The Grand Ethiopian Renaissance Dam (GERD) has drawn the ire of Egypt and Sudan since construction began in 2011, with both fearing for their water resources.
Ethiopia, which intends to continue the second phase of filling the hydroelectric dam's reservoir in July and August, contends that the project is vital for the energy needs of its 110 million-strong population.
"An agreement on the GERD (Grand Ethiopian Renaissance Dam) can be reached," Inger Andersen, executive director of the United Nations Environment Programme (UNEP), told a UN Security Council meeting.
"To reach an optimal agreement, trust, transparency and open engagement will be key," she said at the meeting, organized at the request of Tunisia on behalf of Cairo and Khartoum.
While progress has been made in many areas of the negotiations, consensus "has not been reached regarding some critical aspects, including: arrangements for management of protracted drought; development upstream and downstream of the GERD; and a dispute resolution mechanism," the official said.
Egyptian Foreign Minister Sameh Shoukry said the dam was an "existential threat" to Egypt, calling for "a legally binding agreement that enables Ethiopia to achieve its developmental objectives."
The members of the Security Council encouraged the three countries to overcome their differences towards an agreement under the aegis of the African Union.
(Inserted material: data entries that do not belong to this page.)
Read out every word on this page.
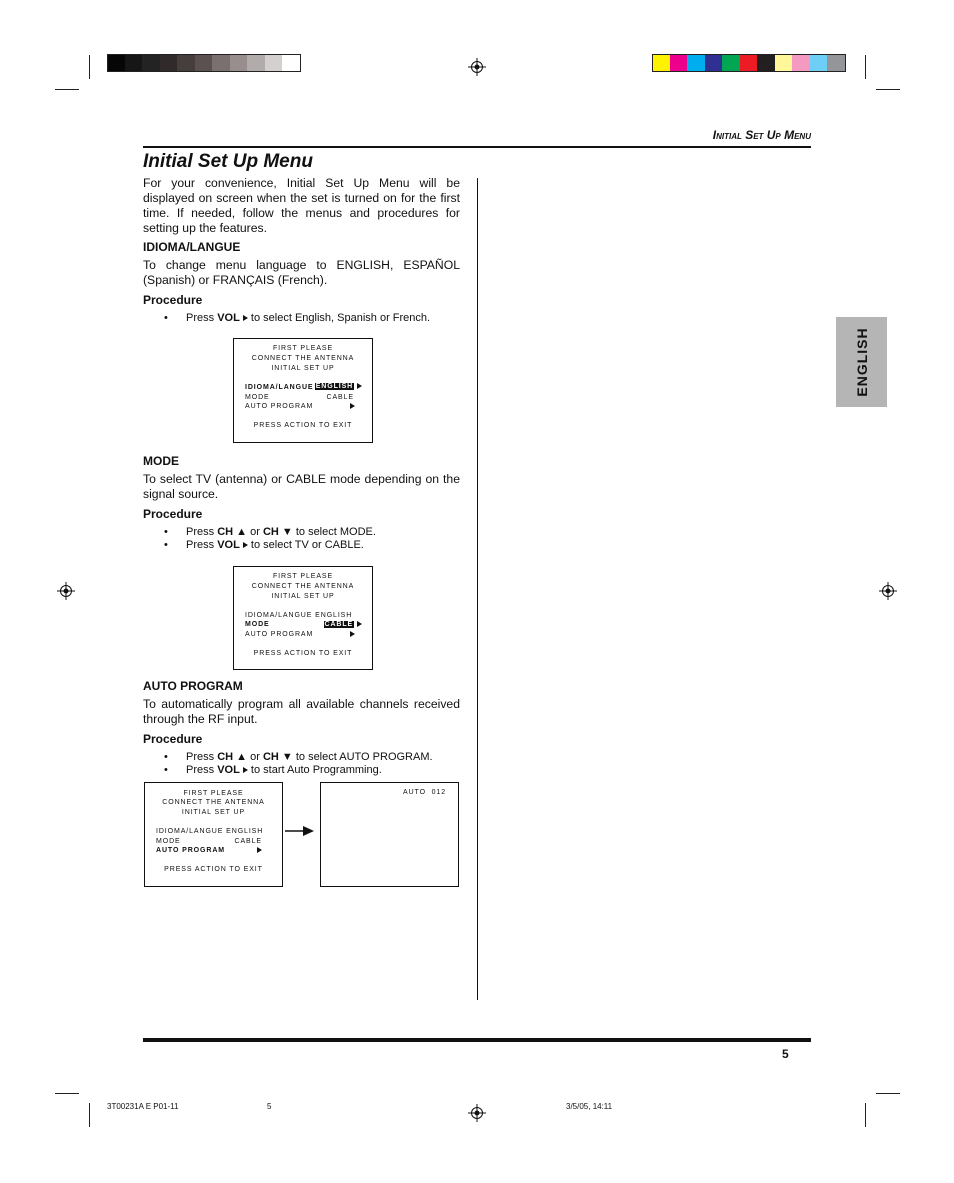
Initial Set Up Menu
Initial Set Up Menu
For your convenience, Initial Set Up Menu will be displayed on screen when the set is turned on for the first time. If needed, follow the menus and procedures for setting up the features.
IDIOMA/LANGUE
To change menu language to ENGLISH, ESPAÑOL (Spanish) or FRANÇAIS (French).
Procedure
• Press VOL  to select English, Spanish or French.
FIRST PLEASE
CONNECT THE ANTENNA
INITIAL SET UP
IDIOMA/LANGUE ENGLISH
MODE	CABLE
AUTO PROGRAM
PRESS ACTION TO EXIT
MODE
To select TV (antenna) or CABLE mode depending on the signal source.
Procedure
• Press CH ▲ or CH ▼ to select MODE.
• Press VOL  to select TV or CABLE.
FIRST PLEASE
CONNECT THE ANTENNA
INITIAL SET UP
IDIOMA/LANGUE ENGLISH
MODE	CABLE
AUTO PROGRAM
PRESS ACTION TO EXIT
AUTO PROGRAM
To automatically program all available channels received through the RF input.
Procedure
• Press CH ▲ or CH ▼ to select AUTO PROGRAM.
• Press VOL  to start Auto Programming.
FIRST PLEASE
CONNECT THE ANTENNA
INITIAL SET UP
IDIOMA/LANGUE ENGLISH
MODE	CABLE
AUTO PROGRAM
PRESS ACTION TO EXIT
AUTO  012
ENGLISH
5
3T00231A E P01-11	5	3/5/05, 14:11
But the AU's management of the crisis is at an impasse, Shoukry said, calling for the council to adopt a draft resolution proposed by Tunisia.
The document, obtained by AFP, would require a settlement of the dispute within six months, and for Ethiopia to stop the filling of the reservoir of the dam.
"If its survival is imperiled, Egypt will be left with no alternative but to uphold and protect its inherent right to life that is guaranteed by the laws," Shoukry said, without giving further details.
His Sudanese counterpart, Mariam al-Sadeq Al Mahdi, said Khartoum was "asking for help" from the Security Council to find a legally binding agreement.
Silence would be interpreted as a green light for Ethiopia to continue filling the reservoir, she warned.
Ethiopia's minister of water and irrigation, Seleshi Bekele Awulachew, representing the country at the meeting, said Cairo and Khartoum's objections were "not directed against GERD but rather aim to stop all use of water by Ethiopia."
The UN envoy for the Horn of Africa, Parfait Onanga-Anyanga, called on "all parties to deal with the issue constructively and to avoid any statement that would increase tensions in a region already facing a series of challenges."
"Each of the countries sharing the waters of the Nile has both rights and responsibilities, and the use and management of this natural resource requires the continued commitment of all the nations involved, in good faith, with a view to achieving a common ground," he argued.